In 2008, when Netflix began migrating from an on-premises data center to an AWS cloud, one of its databases became corrupt that led to a three-day service outage that negatively affected millions of Netflix customers. Chaos engineering was named by Netflix to evoke the idea of mischievous monkeys throwing things at your systems.
Having migrated to AWS architecture, Netflix's engineering team deployed a suite of open-source tools called the "Simian Army" for checking the resilience, reliability, and security of their AWS infrastructure against all kinds of failures. The Simian Army comprises tools that include:
- Chaos Monkey - randomly shuts down virtual machines (VMs) to ensure that small disruptions will not affect the overall service.
- Latency Monkey - simulates a degradation of service and checks to make sure that upstream services react appropriately.
- Conformity Monkey - detects instances that aren't coded to best-practices and shuts them down, giving the service owner the opportunity to re-launch them properly.
- Security Monkey - searches out security weaknesses, and ends the offending instances.
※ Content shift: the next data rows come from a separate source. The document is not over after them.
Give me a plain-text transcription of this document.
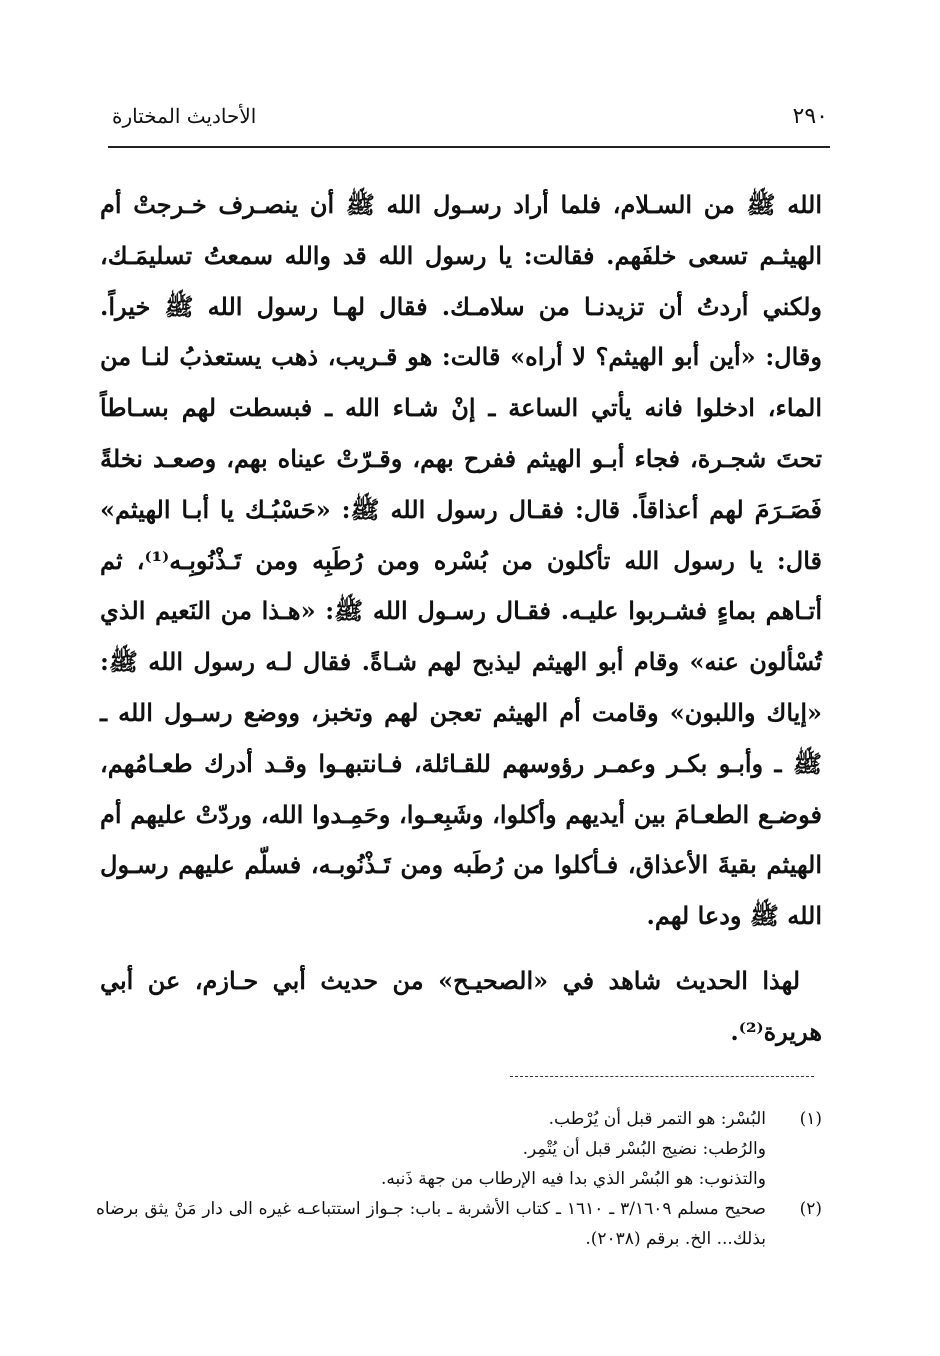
٢٩٠
الأحاديث المختارة

الله ﷺ من السـلام، فلما أراد رسـول الله ﷺ أن ينصـرف خـرجتْ أم الهيثـم تسعى خلفَهم. فقالت: يا رسول الله قد والله سمعتُ تسليمَـك، ولكني أردتُ أن تزيدنـا من سلامـك. فقال لهـا رسول الله ﷺ خيراً. وقال: «أين أبو الهيثم؟ لا أراه» قالت: هو قـريب، ذهب يستعذبُ لنـا من الماء، ادخلوا فانه يأتي الساعة ـ إنْ شـاء الله ـ فبسطت لهم بسـاطاً تحتَ شجـرة، فجاء أبـو الهيثم ففرح بهم، وقـرّتْ عيناه بهم، وصعـد نخلةً فَصَـرَمَ لهم أعذاقاً. قال: فقـال رسول الله ﷺ: «حَسْبُـك يا أبـا الهيثم» قال: يا رسول الله تأكلون من بُسْره ومن رُطَبِه ومن تَـذْنُوبِـه⁽¹⁾، ثم أتـاهم بماءٍ فشـربوا عليـه. فقـال رسـول الله ﷺ: «هـذا من النَعيم الذي تُسْألون عنه» وقام أبو الهيثم ليذبح لهم شـاةً. فقال لـه رسول الله ﷺ: «إياك واللبون» وقامت أم الهيثم تعجن لهم وتخبز، ووضع رسـول الله ـ ﷺ ـ وأبـو بكـر وعمـر رؤوسهم للقـائلة، فـانتبهـوا وقـد أدرك طعـامُهم، فوضـع الطعـامَ بين أيديهم وأكلوا، وشَبِعـوا، وحَمِـدوا الله، وردّتْ عليهم أم الهيثم بقيةَ الأعذاق، فـأكلوا من رُطَبه ومن تَـذْنُوبـه، فسلّم عليهم رسـول الله ﷺ ودعا لهم.

لهذا الحديث شاهد في «الصحيـح» من حديث أبي حـازم، عن أبي هريرة⁽²⁾.

(١)
البُسْر: هو التمر قبل أن يُرْطب.
والرُطب: نضيج البُسْر قبل أن يُتْمِر.
والتذنوب: هو البُسْر الذي بدا فيه الإرطاب من جهة ذَنبه.
(٢)
صحيح مسلم ٣/١٦٠٩ ـ ١٦١٠ ـ كتاب الأشربة ـ باب: جـواز استتباعـه غيره الى دار مَنْ يثق برضاه بذلك... الخ. برقم (٢٠٣٨).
It also ensures that SSL and DRM certificates are not expired or close to expiration.
- Doctor Monkey - performs health checks on each instance and monitors other external signs of process health such as CPU and memory usage.
- Janitor Monkey - searches for unused resources and discards them.
Simian Army attacks Netflix infrastructure on many fronts by constantly inducing failures in its systems, the firm is able to protect itself up against problems that affect its AWS architecture.
The rise of cloud-based and microservices architecture provides us with a lot of advantages, but software applications are becoming increasingly complex. Chaos engineering has become vital to gauge the resiliency of a software system in production to build confidence in the system's capability to withstand turbulent and unexpected conditions.